Implementation:Farama Foundation Gymnasium InvertedDoublePendulumEnv V5
| Knowledge Sources | |
|---|---|
| Domains | Reinforcement_Learning, MuJoCo_Environments |
| Last Updated | 2026-02-15 03:00 GMT |
Overview
Concrete implementation of the InvertedDoublePendulum v5 MuJoCo environment provided by Gymnasium.
Description
The InvertedDoublePendulum v5 environment originates from control theory and builds on the cartpole environment based on Barto, Sutton, and Anderson's work. It involves a cart that can be moved linearly, with one pole attached to it and a second pole attached to the end of the first pole. The goal is to balance the second pole on top of the first by applying continuous forces to the cart. The observation includes cart position, sine/cosine of pole angles, velocities, and the first constraint force (9 elements, reduced from 11 in v4 by excluding constant-zero constraint forces). The reward is: alive_bonus - distance_penalty - velocity_penalty, where alive_bonus is only given when not terminated (fixed from v4). The episode terminates when the y-coordinate of the second pole tip drops below 1.
Usage
Use this environment for benchmarking RL algorithms on a balance control task with continuous actions.

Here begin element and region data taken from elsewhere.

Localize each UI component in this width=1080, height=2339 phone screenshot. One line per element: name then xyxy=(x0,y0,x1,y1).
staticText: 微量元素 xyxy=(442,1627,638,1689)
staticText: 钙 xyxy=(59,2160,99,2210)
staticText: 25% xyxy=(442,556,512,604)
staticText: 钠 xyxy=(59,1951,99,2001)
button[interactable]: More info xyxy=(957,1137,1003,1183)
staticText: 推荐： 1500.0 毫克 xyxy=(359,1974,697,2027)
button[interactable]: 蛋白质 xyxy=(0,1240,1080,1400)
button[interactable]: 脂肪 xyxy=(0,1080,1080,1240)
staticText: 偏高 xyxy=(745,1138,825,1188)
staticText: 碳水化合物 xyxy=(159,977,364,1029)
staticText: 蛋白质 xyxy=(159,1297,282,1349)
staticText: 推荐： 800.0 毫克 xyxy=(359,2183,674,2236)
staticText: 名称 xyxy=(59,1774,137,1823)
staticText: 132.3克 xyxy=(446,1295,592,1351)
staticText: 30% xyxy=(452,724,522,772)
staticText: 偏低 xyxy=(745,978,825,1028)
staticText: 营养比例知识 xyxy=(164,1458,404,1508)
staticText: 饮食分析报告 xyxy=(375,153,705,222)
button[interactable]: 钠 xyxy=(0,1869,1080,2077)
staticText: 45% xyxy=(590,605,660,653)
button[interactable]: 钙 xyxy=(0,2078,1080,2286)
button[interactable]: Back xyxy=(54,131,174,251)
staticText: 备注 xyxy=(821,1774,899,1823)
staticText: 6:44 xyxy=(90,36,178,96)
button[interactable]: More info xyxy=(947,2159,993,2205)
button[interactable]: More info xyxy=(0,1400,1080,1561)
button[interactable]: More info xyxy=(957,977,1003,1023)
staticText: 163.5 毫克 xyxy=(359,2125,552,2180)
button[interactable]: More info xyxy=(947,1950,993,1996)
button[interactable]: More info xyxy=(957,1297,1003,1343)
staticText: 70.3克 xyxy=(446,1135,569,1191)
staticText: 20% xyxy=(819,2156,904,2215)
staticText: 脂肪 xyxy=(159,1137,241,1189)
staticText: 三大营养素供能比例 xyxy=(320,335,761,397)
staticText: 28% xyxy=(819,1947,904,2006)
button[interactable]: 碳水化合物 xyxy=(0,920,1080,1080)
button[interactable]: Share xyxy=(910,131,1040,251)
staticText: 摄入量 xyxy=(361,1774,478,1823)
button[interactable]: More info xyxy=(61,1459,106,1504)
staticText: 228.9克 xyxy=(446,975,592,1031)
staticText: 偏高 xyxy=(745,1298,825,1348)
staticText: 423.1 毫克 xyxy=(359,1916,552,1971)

The v5 version is recommended over v4 for new research, with fixes for the healthy_reward bug, reduced observation space, and detailed reward breakdowns in info.
Code Reference
Source Location
- Repository: Farama_Foundation_Gymnasium
- File: gymnasium/envs/mujoco/inverted_double_pendulum_v5.py
Signature
class InvertedDoublePendulumEnv(MujocoEnv, utils.EzPickle):
def __init__(
self,
xml_file: str = "inverted_double_pendulum.xml",
frame_skip: int = 5,
default_camera_config: dict[str, float | int] = None,
healthy_reward: float = 10.0,
reset_noise_scale: float = 0.1,
**kwargs,
)
Import
import gymnasium as gym
env = gym.make("InvertedDoublePendulum-v5")
I/O Contract
Inputs
| Name | Type | Required | Description |
|---|---|---|---|
| action | np.ndarray (1,) | Yes | Force applied on the cart, range [-1, 1] |
Outputs
| Name | Type | Description |
|---|---|---|
| observation | np.ndarray (9,) | State vector: cart x pos (1), sin of angles (2), cos of angles (2), velocities (3), constraint force x (1) |
| reward | float | alive_bonus - dist_penalty - vel_penalty (alive_bonus only when not terminated) |
| terminated | bool | True if y-coordinate of second pole tip is less than or equal to 1 |
| truncated | bool | Episode truncation (handled by TimeLimit wrapper) |
| info | dict | Contains reward_survive, distance_penalty, velocity_penalty |
Usage Examples
import gymnasium as gym
env = gym.make("InvertedDoublePendulum-v5")
observation, info = env.reset(seed=42)
for _ in range(1000):
action = env.action_space.sample()
observation, reward, terminated, truncated, info = env.step(action)
if terminated or truncated:
observation, info = env.reset()
env.close()